AS: Some old friends have put out some great records this year. Props to Hey Colossus for not one great album but two. In fact their most recent, ‘Radio Static High’ would probably be my favourite record of the year all told. Absolutely killer album. Their transformation from noisy ear manglers to this new varied creation is something else. Shit And Shine, have knocked out about three more killer albums from memory too. Craig is another that just can’t stand still musically, he’s always out there making some amazing new noise. I’d say his ‘54 Synth-Brass, 30 Metal Guitar, 65 Cathedral’ is my favourite of the three i’ve heard from the shitters this year. Other great ones would be Low ‘Ones & Sixes’, Helm ‘Olympic Mess’, Jenny Hval ‘Apocalypse, Girl’, Luminous Bodies ‘S/T’, Spidergawd ‘2’, Voices From The Lake ‘Live At Maxxi’, Drunk In Hell ‘Pre-Cum’, The Soviet Space Programme ‘Space Is Hell’, M.E.S.H. ‘Piteous Gate’, Blown Out ‘Jet Black Hallucinations’, HAG ‘Fear Of Man’. Two old school surprises were the new Slayer & Motorhead albums which I’ve played to death when in need of a kick up the arse, which has been plenty this year. There’s been plenty more of course but my minds gone blank.
CC: What’s the best gig you attended in 2015?
AS: This year my leftover spending money has been mainly on travel so I’ve spent less this year on buying stuff and attending gigs than ever before in reality.
It may not fit in with this article, but I have seen my all time favourite band AC/DC three times this year, which were all wonderful experiences abroad with friends rather than just gigs. They were the first band I heard and fell in love with aged 8 and that i still love to this day. So when they tour (and it gets rarer and rarer these days) I push the boat out and travel around a bit. They’re also the only band where I have a bunch of friends that will come out to see em as well. A lot of my friends of a similar age to me seem to have given up on new music back in their twenties … daft fuckers.
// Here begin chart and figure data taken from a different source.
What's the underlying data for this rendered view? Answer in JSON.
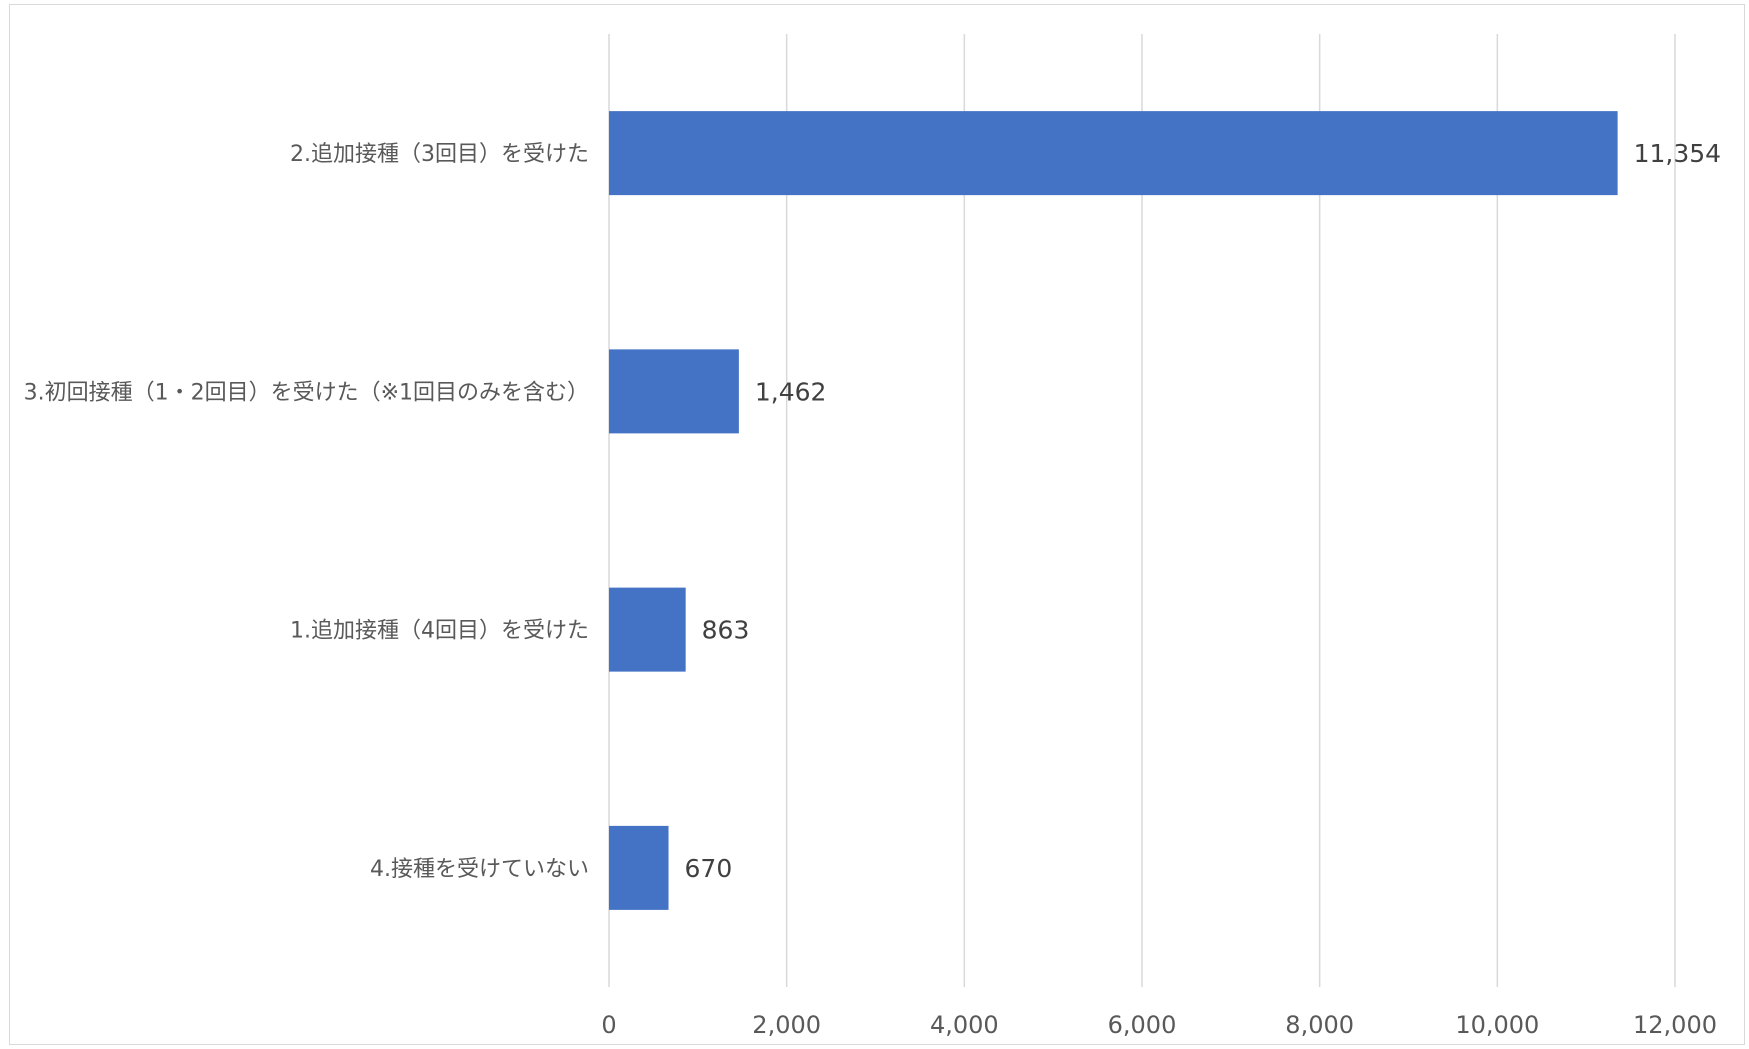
{
  "chart_data": {
    "type": "bar",
    "orientation": "horizontal",
    "categories": [
      "2.追加接種（3回目）を受けた",
      "3.初回接種（1・2回目）を受けた（※1回目のみを含む）",
      "1.追加接種（4回目）を受けた",
      "4.接種を受けていない"
    ],
    "values": [
      11354,
      1462,
      863,
      670
    ],
    "data_labels": [
      "11,354",
      "1,462",
      "863",
      "670"
    ],
    "xlim": [
      0,
      12000
    ],
    "x_ticks": [
      0,
      2000,
      4000,
      6000,
      8000,
      10000,
      12000
    ],
    "x_tick_labels": [
      "0",
      "2,000",
      "4,000",
      "6,000",
      "8,000",
      "10,000",
      "12,000"
    ],
    "grid": "vertical",
    "legend": "none",
    "bar_color": "#4472c4"
  }
}
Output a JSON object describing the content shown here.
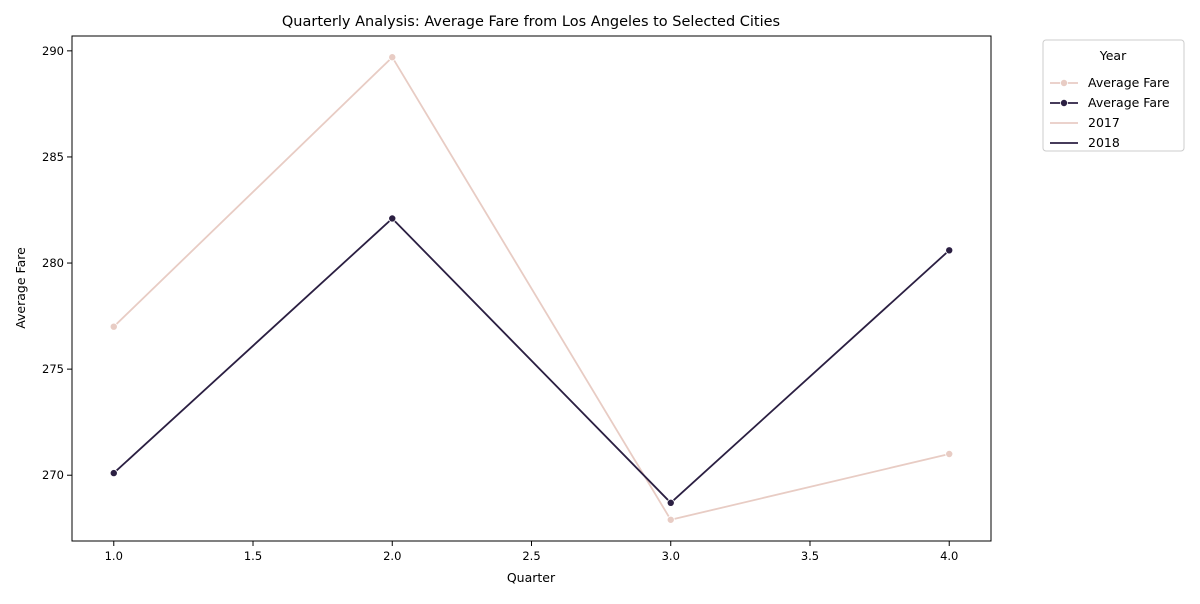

Hey Colossus and Blown Out in Birmingham were GREAT. Torche, Sex Swing and Henry Blacker in Camden was another highlight. I saw Slayer last week for the first time in god knows how many years, and it was one of my favourite gigs of the year, they absolutely nailed it. Living in a cultural backwater as i do, not many bands tend to come this way. Even the ones that do only come to Birmingham, and that itself is a complete arse to get to via public transport from here. Maybe i’ll start a campaign to get Wolverhampton back on the gig toilet circuit.
CC: Best festival?
AS: The local beer festival as always. Not been too any music festivals for years. I can’t decide if it’s just feeling too old now or the fact I hate tents and camping. I almost get trench foot at Glastonbury in the 90’s, and that was enough to give me the fear, as well as having to sit through Jamiroquai with a stoned mate. That Supernormal Festival looks quite enticing though. As does Raw Power, especially with that one being indoors. It’s all about the £££ though … maybe next year. Comes to think of it, I am going to Oktoberfest in Munich next September … not sure that counts though.
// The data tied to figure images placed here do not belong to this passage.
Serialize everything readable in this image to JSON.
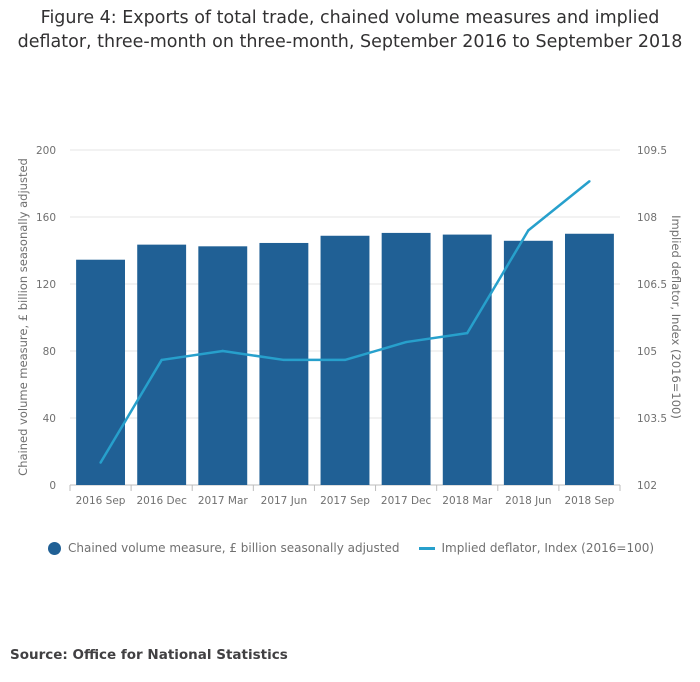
{
  "title": {
    "line1": "Figure 4: Exports of total trade, chained volume measures and implied",
    "line2": "deflator, three-month on three-month, September 2016 to September 2018"
  },
  "legend": {
    "bars": "Chained volume measure, £ billion seasonally adjusted",
    "line": "Implied deflator, Index (2016=100)"
  },
  "source": "Source: Office for National Statistics",
  "colors": {
    "bar": "#206095",
    "line": "#27a0cc",
    "grid": "#e6e6e6"
  },
  "chart_data": {
    "type": "bar",
    "title": "Figure 4: Exports of total trade, chained volume measures and implied deflator, three-month on three-month, September 2016 to September 2018",
    "categories": [
      "2016 Sep",
      "2016 Dec",
      "2017 Mar",
      "2017 Jun",
      "2017 Sep",
      "2017 Dec",
      "2018 Mar",
      "2018 Jun",
      "2018 Sep"
    ],
    "series": [
      {
        "name": "Chained volume measure, £ billion seasonally adjusted",
        "type": "bar",
        "axis": "left",
        "values": [
          134.5,
          143.5,
          142.5,
          144.5,
          148.8,
          150.5,
          149.5,
          145.8,
          150.0
        ]
      },
      {
        "name": "Implied deflator, Index (2016=100)",
        "type": "line",
        "axis": "right",
        "values": [
          102.5,
          104.8,
          105.0,
          104.8,
          104.8,
          105.2,
          105.4,
          107.7,
          108.8
        ]
      }
    ],
    "ylabel": "Chained volume measure, £ billion seasonally adjusted",
    "ylabel_right": "Implied deflator, Index (2016=100)",
    "ylim": [
      0,
      200
    ],
    "ylim_right": [
      102,
      109.5
    ],
    "yticks": [
      "0",
      "40",
      "80",
      "120",
      "160",
      "200"
    ],
    "yticks_right": [
      "102",
      "103.5",
      "105",
      "106.5",
      "108",
      "109.5"
    ],
    "grid": true,
    "legend_position": "bottom-left"
  }
}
CC: What are you up to next year?
AS: There are a few things in the pipeline that I’m excited about. I don’t really like to plan too far ahead or say too much too soon though as things often go tits up without warning. But let’s say there will be more new names, and a few known names that I haven’t worked with before also. I’m excited but cautious all the same. One thing I would love to hear is a new Mainliner album … no word on that happening yet though.
As that’s the end of the questions, I’d like to add a big thanks to the folks at Echoes and Dust for their continued support this year. It is massively appreciated. And you Rich, for putting all those great gigs on. I may not live down London way, but I do look at some of those Cosmic Carnage bills and think ‘WOW’. I’m sure all the RS bands that’ve played them appreciate your efforts too.